For Rubberjohn's, I got something different:
I'm not sure which problem is easier to debug, but I'll go with the Rubberjohn version, because no database selected sounds like a big problem : ) Below is the code (with the username and password changed):
Code: Select all
<?php // Script 2.3 - variables.php
$user = "username";
$host = "localhost";
$password = "*******";
$database = "dagoodga_dagoodstuff";
mysql_connect($host,$user,$password);
mysql_select_db($database);
$query=mysql_query("SELECT * FROM member")or die (mysql_error());
$num=mysql_num_rows($result);
mysql_close();
echo "<b><center>Database Output</center></b><br/><br/>";
if($num > 0){
$result = mysql_fetch_array($query, MYSQL_ASSOC);
$first=$result['mnum'];
$last=$result['mname'];
$phone=$result['mbday'];
$mobile=$result['password'];
$fax=$result['description'];
echo "<b>$first $last</b><br/>Phone: $phone<br/>Mobile: $mobile<br/>Fax: $fax<br/><hr/><br/>";
}else{
echo "do something here if the query returns nothing";
}
mysql_close();
?>
Does anyone see any obvious mistakes?
Thanks,
DaGoodGames
Posted: Fri Mar 17, 2006 1:38 pm
by ol4pr0
How about the mysql close in the middle of all of it.
You make a connection.
than you make the query.
than you close the connection, and than you are trying to retrieve the rows.
Code: Select all
#$num=mysql_num_rows($result);
#mysql_close();
#echo "<b><center>Database Output</center></b><br/><br/>";
#if($num > 0){
// however try this.
mysql_connect($host,$user,$password) or die (mysql_error());
mysql_select_db($database) or die (mysql_error());
# the following will/should show you all results. use WHERE if you'd like just one row
$query=mysql_query("SELECT * FROM member") or die (mysql_error());
$result = mysql_fetch_array($query);
if ($result) {
while($row = mysql_fetch_array($result)) {
echo $row['mnum']; # and all other rows
}
}
Posted: Fri Mar 17, 2006 2:35 pm
by DaGoodGames
Hmmm ... removed that line and it still gives me the same message saying no database selected ... is there something wrong with my connecting code?
Code: Select all
<?php // Script 2.3 - variables.php
$user = "username";
$host = "localhost";
$password = "*******";
$database = "dagoodga_dagoodstuff";
mysql_connect($host,$user,$password);
mysql_select_db($database);
DaGoodGames
Posted: Fri Mar 17, 2006 5:14 pm
by timvw
You can always do the following:
Code: Select all
<?php
ini_set('error_reporting', E_ALL);
ini_set('display_errors', TRUE);
$db = mysql_connect('host', 'user', 'password');
if (!$db) {
echo "could not connect to database";
} else {
mysql_select_db('database', $db) or die(mysql_error());
// perform other code
mysql_close($db);
}
?>
Posted: Fri Mar 17, 2006 8:11 pm
by DaGoodGames
Thanks.

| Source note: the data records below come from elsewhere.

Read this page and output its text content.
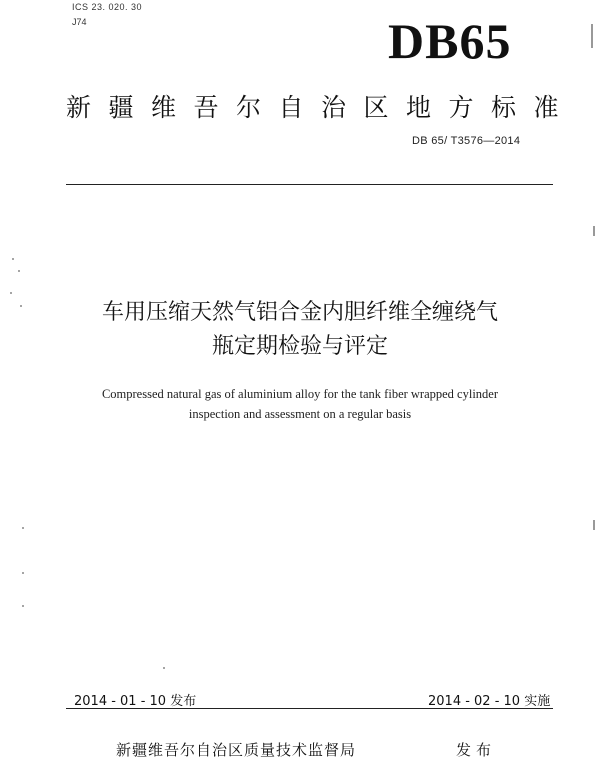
ICS 23. 020. 30
J74	DB65
新疆维吾尔自治区地方标准
DB 65/ T3576—2014
车用压缩天然气铝合金内胆纤维全缠绕气
瓶定期检验与评定
Compressed natural gas of aluminium alloy for the tank fiber wrapped cylinder
inspection and assessment on a regular basis
2014 - 01 - 10 发布	2014 - 02 - 10 实施
新疆维吾尔自治区质量技术监督局	发布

That results in an error message showing the access is denied for the user. I think this means I have the wrong username and password. If so, this may be getting beyond the scope of this particular forum. But I have three questions:
(1) Is there anything else that error message can mean besides I've got the username and/or password incorrect? (the one that says
Access denied for user 'dagoodga_dagoodg'@'localhost' to database 'database'
)
(2) Does it matter where the PHP is located on the server? Like, would it cause problems or not work correctly if it was in the wrong folder (oops, I mean Directory ... I think I just blew my cover and gave away that I'm a window's user - but I don't use windows for a server!)
or (3) Is there anything else you could/should use instead of localhost? Are there some circumstances where that doesn't work and you need something else (or does that always work as long as the code is on the same server as the database?)

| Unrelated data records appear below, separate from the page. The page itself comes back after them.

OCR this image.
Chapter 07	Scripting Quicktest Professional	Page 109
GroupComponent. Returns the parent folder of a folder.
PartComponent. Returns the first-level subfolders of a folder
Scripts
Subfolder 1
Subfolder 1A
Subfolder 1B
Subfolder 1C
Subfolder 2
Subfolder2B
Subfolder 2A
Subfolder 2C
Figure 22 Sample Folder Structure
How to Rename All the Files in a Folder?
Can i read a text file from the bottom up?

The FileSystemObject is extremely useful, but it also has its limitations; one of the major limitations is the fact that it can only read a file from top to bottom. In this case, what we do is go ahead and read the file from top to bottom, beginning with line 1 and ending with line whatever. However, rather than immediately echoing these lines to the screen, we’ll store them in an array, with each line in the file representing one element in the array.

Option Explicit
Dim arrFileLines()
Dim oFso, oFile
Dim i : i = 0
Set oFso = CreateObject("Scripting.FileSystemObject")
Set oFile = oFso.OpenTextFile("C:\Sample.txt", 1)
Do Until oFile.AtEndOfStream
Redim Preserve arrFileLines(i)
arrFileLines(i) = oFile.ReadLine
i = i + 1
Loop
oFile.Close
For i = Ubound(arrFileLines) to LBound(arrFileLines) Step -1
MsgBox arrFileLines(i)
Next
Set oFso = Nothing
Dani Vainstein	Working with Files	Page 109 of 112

Thanks a lot for putting up with all my neebie questions,
DaGoodGames
Posted: Fri Mar 17, 2006 8:19 pm
by feyd
- That means your user doesn't have access rights for that database. You will need to either adjust the rights for the user in your control panel, or ask your host for help on that front.
- php itself? as long as the server knows where it is, it rarely makes a difference where php itself is located. If you're talking about the file, it only matters when you are making reference to file system paths or certain other things that your code, as yet shown, does not use.

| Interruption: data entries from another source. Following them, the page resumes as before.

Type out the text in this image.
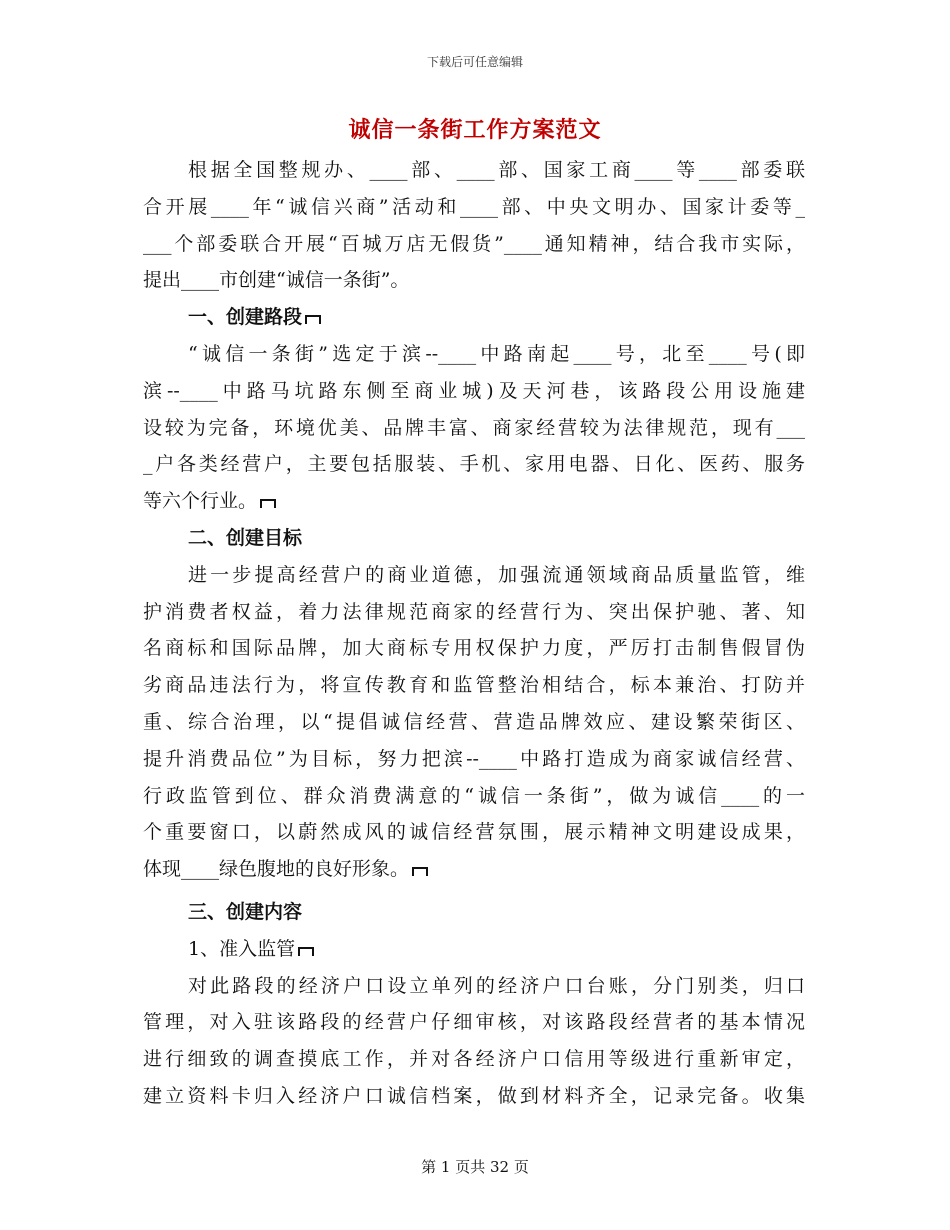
下载后可任意编辑
诚信一条街工作方案范文
根据全国整规办、____部、____部、国家工商____等____部委联
合开展____年“诚信兴商”活动和____部、中央文明办、国家计委等_
___个部委联合开展“百城万店无假货”____通知精神，结合我市实际，
提出____市创建“诚信一条街”。
一、创建路段
“诚信一条街”选定于滨--____中路南起____号，北至____号(即
滨--____中路马坑路东侧至商业城)及天河巷，该路段公用设施建
设较为完备，环境优美、品牌丰富、商家经营较为法律规范，现有___
_户各类经营户，主要包括服装、手机、家用电器、日化、医药、服务
等六个行业。
二、创建目标
进一步提高经营户的商业道德，加强流通领域商品质量监管，维
护消费者权益，着力法律规范商家的经营行为、突出保护驰、著、知
名商标和国际品牌，加大商标专用权保护力度，严厉打击制售假冒伪
劣商品违法行为，将宣传教育和监管整治相结合，标本兼治、打防并
重、综合治理，以“提倡诚信经营、营造品牌效应、建设繁荣街区、
提升消费品位”为目标，努力把滨--____中路打造成为商家诚信经营、
行政监管到位、群众消费满意的“诚信一条街”，做为诚信____的一
个重要窗口，以蔚然成风的诚信经营氛围，展示精神文明建设成果，
体现____绿色腹地的良好形象。
三、创建内容
1、准入监管
对此路段的经济户口设立单列的经济户口台账，分门别类，归口
管理，对入驻该路段的经营户仔细审核，对该路段经营者的基本情况
进行细致的调查摸底工作，并对各经济户口信用等级进行重新审定，
建立资料卡归入经济户口诚信档案，做到材料齐全，记录完备。收集
第 1 页共 32 页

- Although rare, I have seen using 127.0.0.1 (the IP version of localhost, basically) can work better for various weird reasons. The circumstances that it fails are very specific as far as I know...
Posted: Fri Mar 17, 2006 8:54 pm
by DaGoodGames
Thanks so much! I figured out the problem with the username and password - I had created the username, but I hadn't assigned it to the database. After that, I went back over the suggestions for displaying query results, and I got a code that worked! I'm so excited! Thanks so much! In case anyone else is have the same problems, here's the complete code (with situation-specific info changed, of course) that worked for me:
Code: Select all
<?php // Script 2.3 - variables.php
ini_set('error_reporting', E_ALL);
ini_set('display_errors', TRUE);
$dbh=mysql_connect ("localhost", "USERNAME", "PASSWORD") or die ('I cannot connect to the database because: ' . mysql_error());
if (!$dbh) {
echo "could not connect to database";
} else {
mysql_select_db('DATABASE_NAME', $dbh) or die(mysql_error());
$query="SELECT * FROM someTable"; //or any mySQL query
$result=mysql_query($query);
while($row = mysql_fetch_array($result))
{
echo '<td style="width:50%;">';
echo $row['mnum']; //or any field name instead of mnum
echo '</td>';
echo '<td style="width:50%;">';
echo $row['mname']; //any other field name instead of mname
echo '</td>';
}
mysql_close($dbh);
}
?>
DaGoodGames
(if I knew a way to close this thread, or mark it as "solved" I would, but I don't see any way ...)